Transformar o multimilenar Império do Meio na maior potência do mundo custa caro e exige superar limitações enormes. A China é uma ilha dentro de seu próprio mapa, limitada por desertos, montanhas e um índice pluviométrico que espreme a agricultura e a população na metade leste do país. Não tem o acesso a dois oceanos como os Estados Unidos — nem o ainda incomparável poder naval americano, capaz de bloquear suas vias marítimas. A capacidade de controlar os mares, para o comércio ou a guerra, é um dos mandamentos da geopolítica chinesa. Uma data histórica ilustra a retração do grande império asiático: os 500 anos da destruição voluntária da grande frota chinesa comandada por Zheng He.

Como a civilização ocidental é única na capacidade de autocrítica, a exaltação da epopeia marítima do eunuco transformado em almirante parece aqueles elogios exagerados feitos com o objetivo de mostrar como “eles” eram superiores aos toscos navegadores espanhóis e portugueses que transformaram o mundo. No caso, a exaltação é merecida. Durante um glorioso período que vai de 1405 a 1433, quase um século antes dos grandes descobrimentos, Zheng He comandou, em sete expedições, uma armada que quebrou a doutrina confucionista da autossuficiência, levou a influência imperial até a costa oriental da África e rendeu tributos de trinta reinos. A visão grandiosa do imperador Zhu Di desapareceu com ele. Junto foram a breve revolução comercial e a frota, afundada e queimada.

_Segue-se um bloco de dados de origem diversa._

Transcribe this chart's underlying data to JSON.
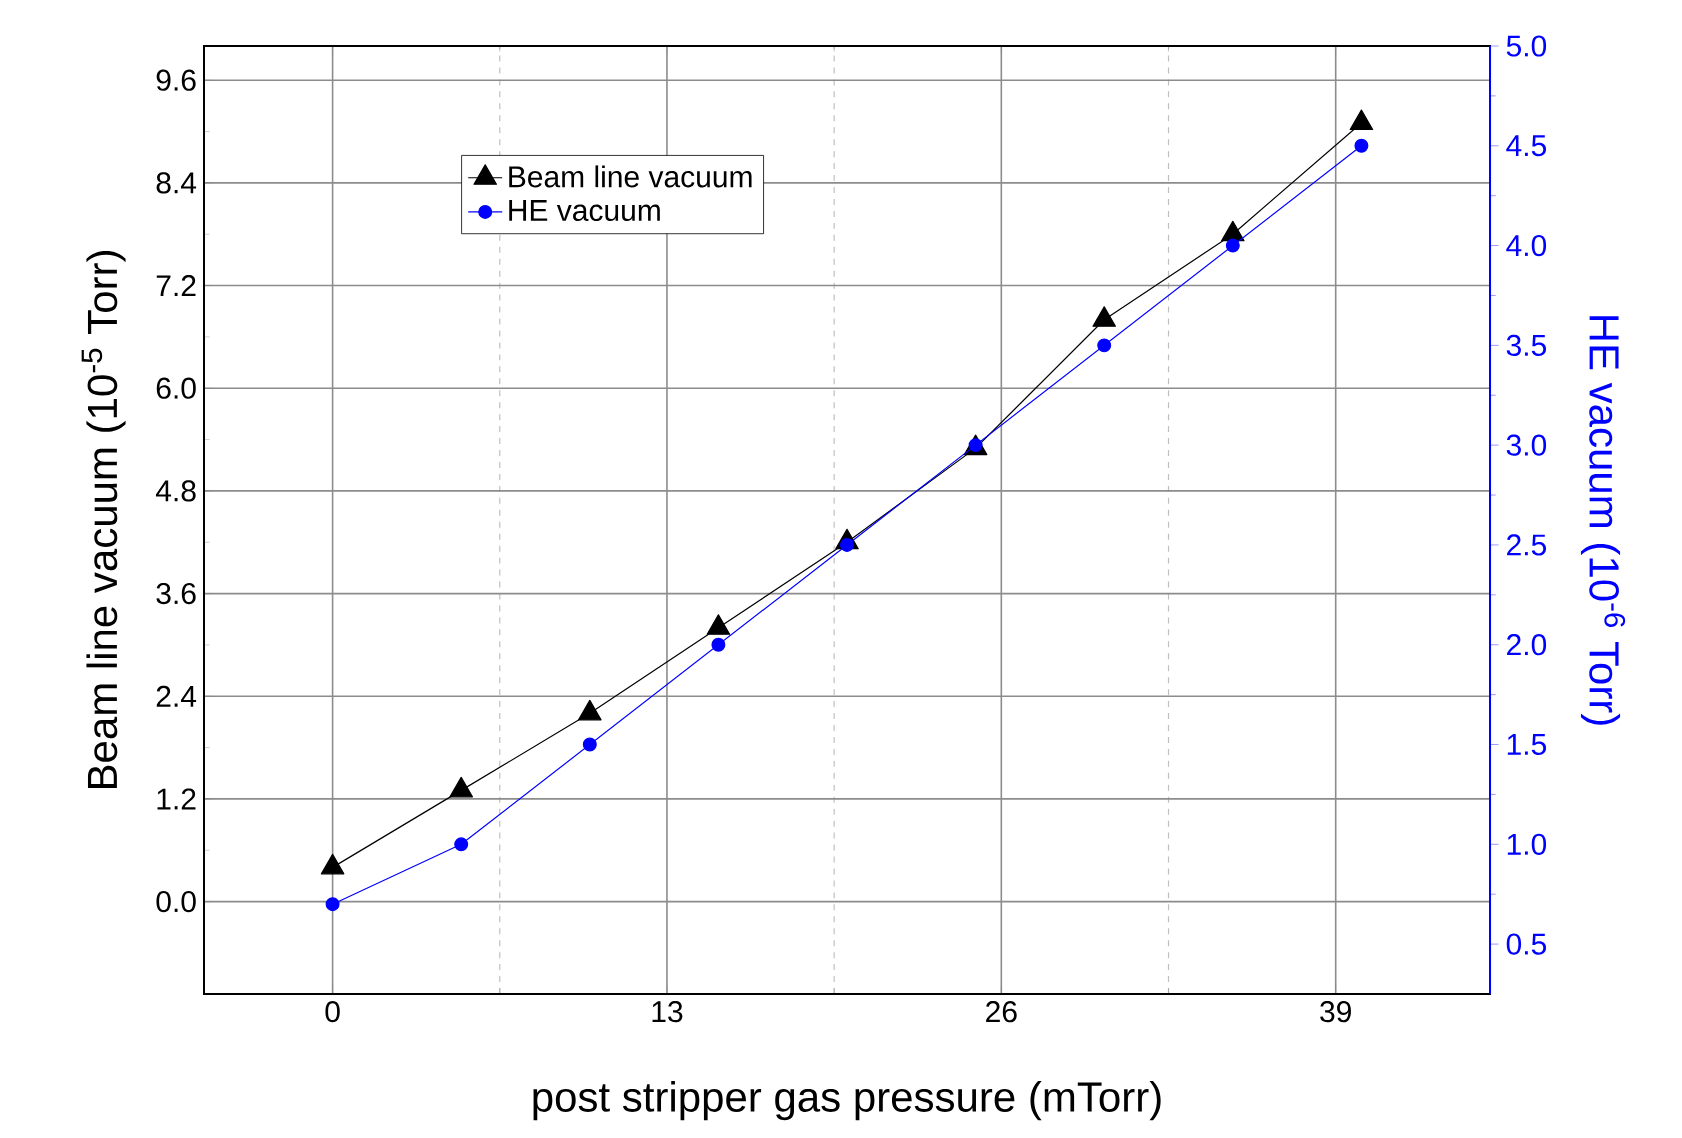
{
  "chart_data": {
    "type": "line",
    "xlabel": "post stripper gas pressure (mTorr)",
    "ylabel": "Beam line vacuum (10$^{-5}$ Torr)",
    "y2label": "HE vacuum (10$^{-6}$ Torr)",
    "x": [
      0,
      5,
      10,
      15,
      20,
      25,
      30,
      35,
      40
    ],
    "series": [
      {
        "name": "Beam line vacuum",
        "color": "#000000",
        "marker": "triangle",
        "axis": "y",
        "values": [
          0.4,
          1.3,
          2.2,
          3.2,
          4.2,
          5.3,
          6.8,
          7.8,
          9.1
        ]
      },
      {
        "name": "HE vacuum",
        "color": "#0000ff",
        "marker": "circle",
        "axis": "y2",
        "values": [
          0.7,
          1.0,
          1.5,
          2.0,
          2.5,
          3.0,
          3.5,
          4.0,
          4.5
        ]
      }
    ],
    "xlim": [
      -5,
      45
    ],
    "xticks": [
      0,
      13,
      26,
      39
    ],
    "ylim": [
      -1.08,
      10.0
    ],
    "yticks": [
      {
        "value": 0,
        "label": "0.0"
      },
      1.2,
      2.4,
      3.6,
      4.8,
      {
        "value": 6,
        "label": "6.0"
      },
      7.2,
      8.4,
      9.6
    ],
    "y2lim": [
      0.25,
      5.0
    ],
    "y2ticks": [
      0.5,
      {
        "value": 1,
        "label": "1.0"
      },
      1.5,
      {
        "value": 2,
        "label": "2.0"
      },
      2.5,
      {
        "value": 3,
        "label": "3.0"
      },
      3.5,
      {
        "value": 4,
        "label": "4.0"
      },
      4.5,
      {
        "value": 5,
        "label": "5.0"
      }
    ],
    "grid": true,
    "legend": "top left",
    "line_style": "solid"
  }
}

Reconstruir as rotas de comércio é o mais ambicioso projeto de Xi Jinping, o todo-poderoso. Seis corredores irradiarão, por terra e por mar, o poder econômico chinês até a Europa. O projeto é chamado pela sigla em inglês Obor. Significa um cinturão, uma rota, referência à milenar Rota da Seda. O custo é de 1 trilhão de dólares e a ambição quase megalomaníaca evoca o imperador Zhu Di. Adivinhem qual será a potência dominante da Eurásia.